Basic infantry skills typically take 10 weeks and at war time has been reduced to 4 weeks. But it takes time to turn basic trained soldiers into units. US replacement system after Normandy simply replaced casualties and was consideed to be a failure. Germans instead disbanded depleted units and re-built them using a cadre of experinced leaders.
 
When the French tried to enforce the Versailles Treaty in 1923 through occupation of the Ruhr only Belgium gave useful support. The Italians were miffed over being slighted by the post war settlement & Mussolini was weak on foreign policy having just taken over. The US government was isolationist towards Europe & was busy landing Marines in Latin America and China. Britain gave only the weakest support to France.
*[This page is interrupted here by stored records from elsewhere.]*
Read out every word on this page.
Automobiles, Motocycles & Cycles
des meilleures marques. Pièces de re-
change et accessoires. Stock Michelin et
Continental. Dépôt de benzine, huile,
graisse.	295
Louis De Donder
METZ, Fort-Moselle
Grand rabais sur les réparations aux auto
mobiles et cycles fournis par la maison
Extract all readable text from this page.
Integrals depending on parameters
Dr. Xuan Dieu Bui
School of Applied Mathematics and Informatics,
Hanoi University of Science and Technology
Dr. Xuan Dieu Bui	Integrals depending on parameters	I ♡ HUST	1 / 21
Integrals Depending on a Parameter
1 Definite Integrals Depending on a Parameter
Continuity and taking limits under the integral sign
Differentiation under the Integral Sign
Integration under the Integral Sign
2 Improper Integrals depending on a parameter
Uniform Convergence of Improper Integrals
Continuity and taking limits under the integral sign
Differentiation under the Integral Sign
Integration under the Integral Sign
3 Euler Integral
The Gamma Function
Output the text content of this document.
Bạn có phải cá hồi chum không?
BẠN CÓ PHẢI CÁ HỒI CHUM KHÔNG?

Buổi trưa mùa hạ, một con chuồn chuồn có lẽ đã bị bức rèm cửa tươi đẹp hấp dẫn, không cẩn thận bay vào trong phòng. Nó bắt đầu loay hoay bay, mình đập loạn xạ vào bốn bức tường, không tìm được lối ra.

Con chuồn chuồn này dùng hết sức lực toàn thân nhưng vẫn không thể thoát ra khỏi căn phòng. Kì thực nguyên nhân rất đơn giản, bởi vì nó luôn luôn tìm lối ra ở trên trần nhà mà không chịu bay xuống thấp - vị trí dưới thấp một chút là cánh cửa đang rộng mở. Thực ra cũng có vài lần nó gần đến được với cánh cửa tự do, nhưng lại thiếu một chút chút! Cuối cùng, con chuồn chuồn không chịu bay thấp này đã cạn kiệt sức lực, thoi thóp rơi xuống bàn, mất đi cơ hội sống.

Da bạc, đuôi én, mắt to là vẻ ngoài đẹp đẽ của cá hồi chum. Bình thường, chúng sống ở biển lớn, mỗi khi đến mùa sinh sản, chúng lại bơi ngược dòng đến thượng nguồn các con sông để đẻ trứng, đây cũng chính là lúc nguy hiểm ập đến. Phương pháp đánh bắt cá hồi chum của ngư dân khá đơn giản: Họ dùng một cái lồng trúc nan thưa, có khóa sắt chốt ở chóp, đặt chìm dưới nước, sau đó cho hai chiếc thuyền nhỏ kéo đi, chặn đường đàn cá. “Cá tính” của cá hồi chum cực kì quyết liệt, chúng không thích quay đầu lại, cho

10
France was not up to enforcing the treaty on its own. The Germans figured this out over the next few years & the Treaty was walking dead by the end of the 1920s.
The Military Inter-Allied Commission of Control wasn't however, abolished until 1927, and the Germans stayed loosely within the Versailles boundaries until the Nazis took over. In military terms, while the Germans breached the treaty at times in the 20s, it was never too flagrant.
 
1927 is earlier than I remembered. ... the Allies did impose limitations of officers, such as iirc divisional staff numbers being limited, and the Germans didn't try to exceed those (although maybe they could of, they never seriously tried). ...[/QUOTE]

The system Seeckt built upon included staff training for all the officers and NCOs. Since the Versailles Treaty banned the old General Staff the Reichswehr leaders countered by giving everyone training in staff work. This was part of the method of training all ranks for a role several grades above their nominal rank, the goal being to make each company the cadre for a regiment. On my shelf is a translation of a Reichwehr officers (Schell) report on the US Armies officers corps. Written in the early 1920s it described how the US Regular Army officers were trained as teachers or instructors as much or more than unit leaders. This enabled the rapid expansion of he US Army from barely 100,000 in 1914 to over one million men in 1917. The Reichwehr leaders had the same curiosity about how the Brits had accomplished a similar task. Fielding a large army in two years, built mostly from men with no previous experience.